Indikasi pemberian terapi ini adalah pasien skizofrenia katatonik dan bagi pasien
karena alasan tertentu karena tidak dapat menggunakan antipsikotik atau tidak adanya
perbaikan setelah pemberian antipsikotik. Kontra indikasi Elektro konvulsiv terapi adalah
dekompensasio kordis, aneurisma aorta, penyakit tulang dengan bahaya fraktur tetapi dengan
pemberian obat pelemas otot pada pasien dengan keadaan diatas boleh dilakukan. Kontra
indikasi mutlak adalah tumor otak.
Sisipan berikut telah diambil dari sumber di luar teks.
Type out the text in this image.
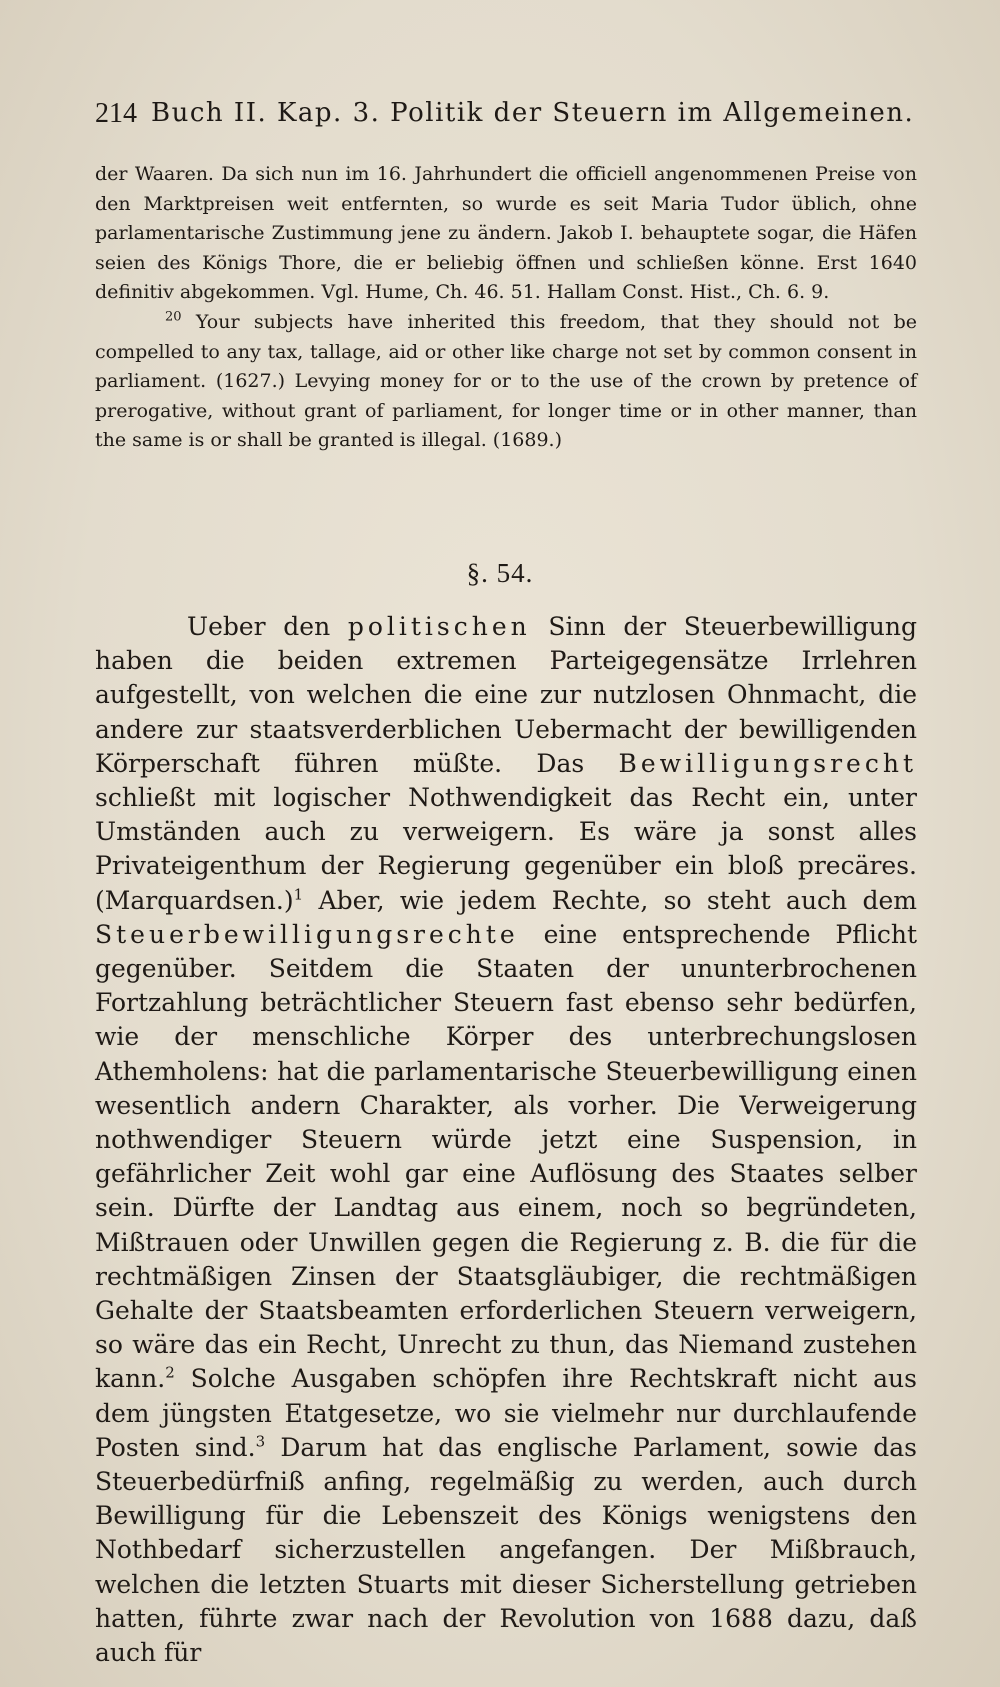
214 Buch II. Kap. 3. Politik der Steuern im Allgemeinen.

der Waaren. Da sich nun im 16. Jahrhundert die officiell angenommenen Preise von den Marktpreisen weit entfernten, so wurde es seit Maria Tudor üblich, ohne parlamentarische Zustimmung jene zu ändern. Jakob I. behauptete sogar, die Häfen seien des Königs Thore, die er beliebig öffnen und schließen könne. Erst 1640 definitiv abgekommen. Vgl. Hume, Ch. 46. 51. Hallam Const. Hist., Ch. 6. 9.

$^{20}$ Your subjects have inherited this freedom, that they should not be compelled to any tax, tallage, aid or other like charge not set by common consent in parliament. (1627.) Levying money for or to the use of the crown by pretence of prerogative, without grant of parliament, for longer time or in other manner, than the same is or shall be granted is illegal. (1689.)

§. 54.

Ueber den politischen Sinn der Steuerbewilligung haben die beiden extremen Parteigegensätze Irrlehren aufgestellt, von welchen die eine zur nutzlosen Ohnmacht, die andere zur staatsverderblichen Uebermacht der bewilligenden Körperschaft führen müßte. Das Bewilligungsrecht schließt mit logischer Nothwendigkeit das Recht ein, unter Umständen auch zu verweigern. Es wäre ja sonst alles Privateigenthum der Regierung gegenüber ein bloß precäres. (Marquardsen.)$^1$ Aber, wie jedem Rechte, so steht auch dem Steuerbewilligungsrechte eine entsprechende Pflicht gegenüber. Seitdem die Staaten der ununterbrochenen Fortzahlung beträchtlicher Steuern fast ebenso sehr bedürfen, wie der menschliche Körper des unterbrechungslosen Athemholens: hat die parlamentarische Steuerbewilligung einen wesentlich andern Charakter, als vorher. Die Verweigerung nothwendiger Steuern würde jetzt eine Suspension, in gefährlicher Zeit wohl gar eine Auflösung des Staates selber sein. Dürfte der Landtag aus einem, noch so begründeten, Mißtrauen oder Unwillen gegen die Regierung z. B. die für die rechtmäßigen Zinsen der Staatsgläubiger, die rechtmäßigen Gehalte der Staatsbeamten erforderlichen Steuern verweigern, so wäre das ein Recht, Unrecht zu thun, das Niemand zustehen kann.$^2$ Solche Ausgaben schöpfen ihre Rechtskraft nicht aus dem jüngsten Etatgesetze, wo sie vielmehr nur durchlaufende Posten sind.$^3$ Darum hat das englische Parlament, sowie das Steuerbedürfniß anfing, regelmäßig zu werden, auch durch Bewilligung für die Lebenszeit des Königs wenigstens den Nothbedarf sicherzustellen angefangen. Der Mißbrauch, welchen die letzten Stuarts mit dieser Sicherstellung getrieben hatten, führte zwar nach der Revolution von 1688 dazu, daß auch für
Sebagai komplikasi terapi ini dapat terjadi luksasio pada
rahang, fraktur pada vertebra, robekan otot-otot, dapat juga terjadi apnea, amnesia dan terjadi
degenerasi sel-sel otak.

Prognosis

Untuk menetapkan prognosa kita harus mempertimbangkan semua faktor di bawah ini ;
14
1. Kepribadian prepsikotik : bila skizoid dan hubungan antar-manusia memang kurang
memuaskan, maka prognosa lebih jelek.
2. Bila skizofrenia timbul secara akut, maka prognosa lebih baik daripada bila penyakit itu
mulai secara pelan-pelan.
3. Jenis : Prognosa jenis katatonik yang paling baik dari semua jenis. Sering penderita-
penderita dengan katatonia sembuh dan kembali ke kepribadian prepsikoti. Kemudian
menyusul jenis paranoid. Banyak dari penderita ini dapat dikembalikan ke masyarakat.
Hebefrenia dan skizofrenia simplex mempunyai prognosa yang sama jelek. Biasanya
penderita dengan jenis skizofrenia ini menuju ke arah kemunduran mental.
4. Umur : Makin muda umur permulaannya, makin jelek prognosa.
5. Pengobatan : Makin lekas diberi pengobatan, makin baik prognosanya. Dikatakan bahwa
bila terdapat faktor pencetus, seperti penyakit badaniah atau stres psikologik, maka
prognosa lebih baik.
6. Faktor keturunan : prognosa menjadi lebih berat bila di dalam keluarga terdapat seorang
atau lebih yang juga menderita skizofrenia.